The front-running A Shin Hikari, who scooped the G1 LONGINES Hong Kong Cup last year, will be returning to the track for the first time since June and running in Japan for the first time since his ninth-place finish in the Tenno Sho Autumn last year. The Deep Impact 5-year-old won in May in the G1 Prix d’Ispahan over 1800m at Chantilly, then ran sixth at Ascot in the 2000m G1 Prince of Wales’s Stakes the following month.

Lovely Day captured the 2015 Tenno Sho Autumn on a four-race winning streak. But he has remained winless over his next six starts. He made a third-place finish in the 2400m Kyoto Daishoten on 10 October. He’s well-suited to the fast turf of Tokyo and could well be in the running for a back-to-back if luck is on his side.

Christophe Lemaire commented on Wednesday after riding Lovely Day in trackwork, “He felt really good and was extremely fast in the stretch. I think he’s in great shape. I’m confident that 2000m is the perfect distance for him.”

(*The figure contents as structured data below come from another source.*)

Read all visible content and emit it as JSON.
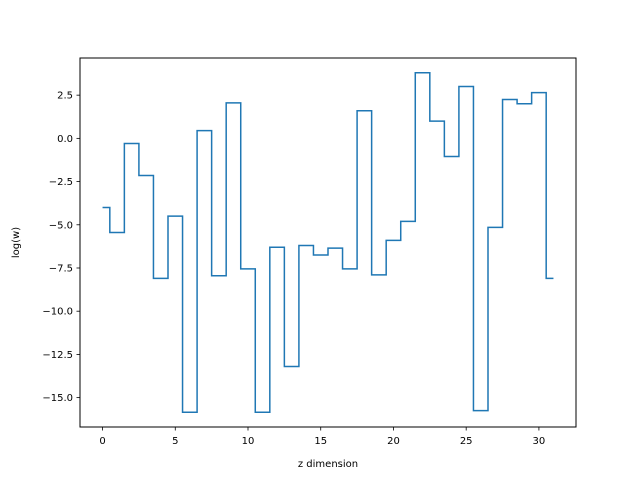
{
  "chart_data": {
    "type": "line",
    "drawstyle": "steps-mid",
    "title": "",
    "xlabel": "z dimension",
    "ylabel": "log(w)",
    "xlim": [
      -1.55,
      32.55
    ],
    "ylim": [
      -16.7,
      4.65
    ],
    "xticks": [
      0,
      5,
      10,
      15,
      20,
      25,
      30
    ],
    "yticks": [
      2.5,
      0.0,
      -2.5,
      -5.0,
      -7.5,
      -10.0,
      -12.5,
      -15.0
    ],
    "ytick_labels": [
      "2.5",
      "0.0",
      "−2.5",
      "−5.0",
      "−7.5",
      "−10.0",
      "−12.5",
      "−15.0"
    ],
    "grid": false,
    "series": [
      {
        "color": "#1f77b4",
        "x": [
          0,
          1,
          2,
          3,
          4,
          5,
          6,
          7,
          8,
          9,
          10,
          11,
          12,
          13,
          14,
          15,
          16,
          17,
          18,
          19,
          20,
          21,
          22,
          23,
          24,
          25,
          26,
          27,
          28,
          29,
          30,
          31
        ],
        "y": [
          -4.0,
          -5.45,
          -0.3,
          -2.15,
          -8.1,
          -4.5,
          -15.85,
          0.45,
          -7.95,
          2.05,
          -7.55,
          -15.85,
          -6.3,
          -13.2,
          -6.2,
          -6.75,
          -6.35,
          -7.55,
          1.6,
          -7.9,
          -5.9,
          -4.8,
          3.8,
          1.0,
          -1.05,
          3.0,
          -15.75,
          -5.15,
          2.25,
          2.0,
          2.65,
          -8.1
        ]
      }
    ]
  }
}
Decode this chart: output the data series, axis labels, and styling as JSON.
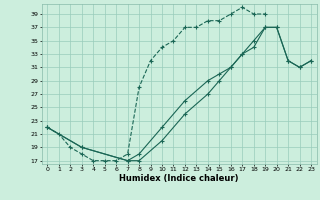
{
  "xlabel": "Humidex (Indice chaleur)",
  "bg_color": "#cceedd",
  "grid_color": "#99ccbb",
  "line_color": "#1a6655",
  "xlim": [
    -0.5,
    23.5
  ],
  "ylim": [
    16.5,
    40.5
  ],
  "yticks": [
    17,
    19,
    21,
    23,
    25,
    27,
    29,
    31,
    33,
    35,
    37,
    39
  ],
  "xticks": [
    0,
    1,
    2,
    3,
    4,
    5,
    6,
    7,
    8,
    9,
    10,
    11,
    12,
    13,
    14,
    15,
    16,
    17,
    18,
    19,
    20,
    21,
    22,
    23
  ],
  "line1_x": [
    0,
    1,
    2,
    3,
    4,
    5,
    6,
    7,
    8,
    9,
    10,
    11,
    12,
    13,
    14,
    15,
    16,
    17,
    18,
    19
  ],
  "line1_y": [
    22,
    21,
    19,
    18,
    17,
    17,
    17,
    18,
    28,
    32,
    34,
    35,
    37,
    37,
    38,
    38,
    39,
    40,
    39,
    39
  ],
  "line2_x": [
    0,
    3,
    7,
    8,
    10,
    12,
    14,
    15,
    16,
    17,
    18,
    19,
    20,
    21,
    22,
    23
  ],
  "line2_y": [
    22,
    19,
    17,
    18,
    22,
    26,
    29,
    30,
    31,
    33,
    34,
    37,
    37,
    32,
    31,
    32
  ],
  "line3_x": [
    0,
    3,
    7,
    8,
    10,
    12,
    14,
    15,
    16,
    17,
    18,
    19,
    20,
    21,
    22,
    23
  ],
  "line3_y": [
    22,
    19,
    17,
    17,
    20,
    24,
    27,
    29,
    31,
    33,
    35,
    37,
    37,
    32,
    31,
    32
  ]
}
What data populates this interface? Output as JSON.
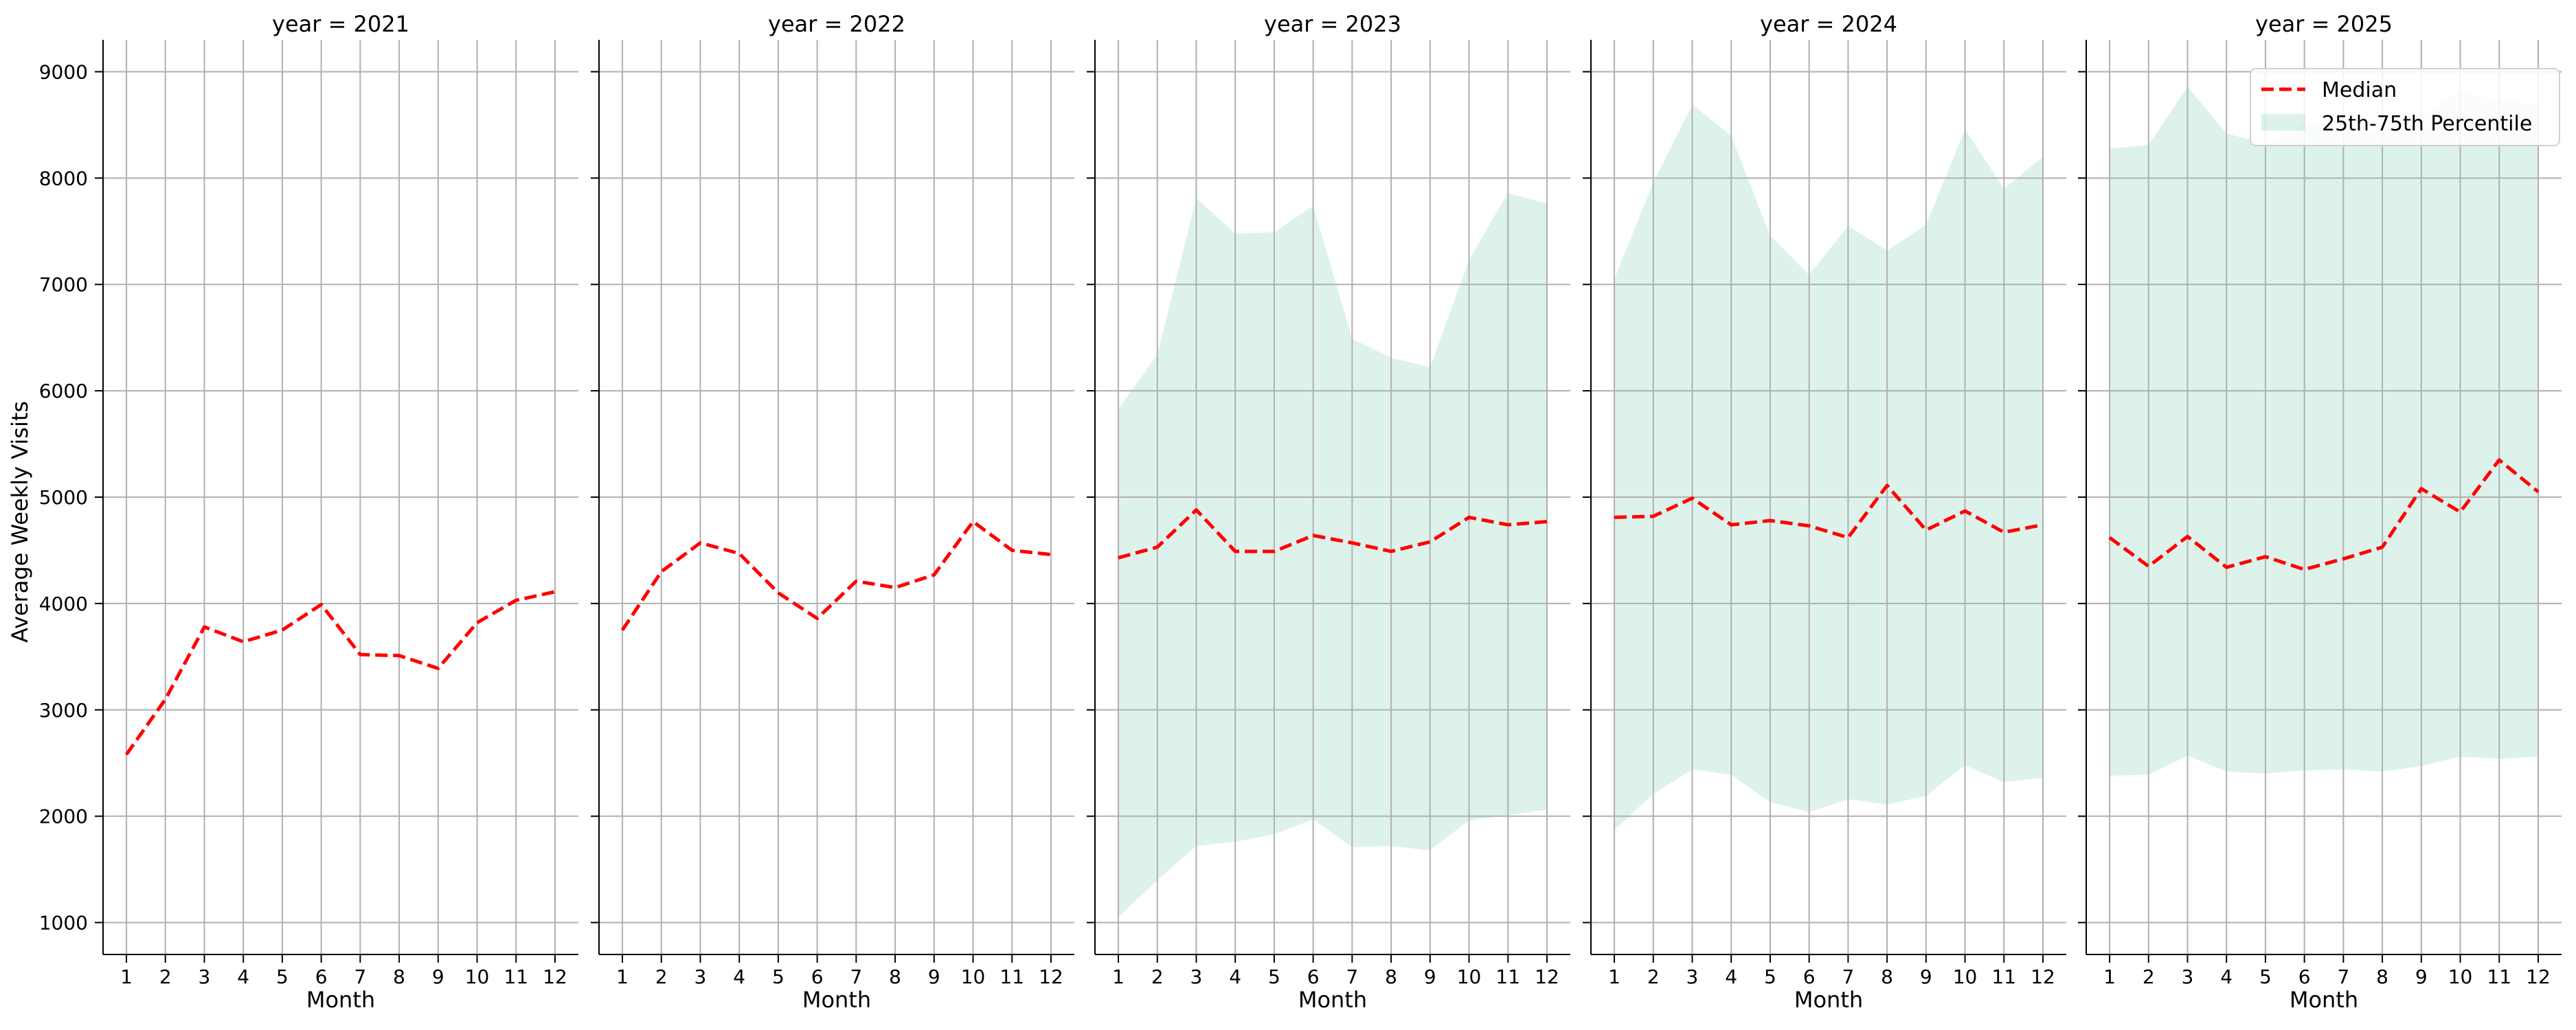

After returning from his bid in the G1 LONGINES Hong Kong Cup, Staphanos took on two other races before running fifth in the G2 Mainichi Okan (1800m). Though he has yet to win over 2000m, he has run second three times in G1 and G3 company. He looked sharp over 6 furlongs on Wednesday, with jockey Yuga Kawada urging him on in the finish to cover the final furlong in 11.6 seconds.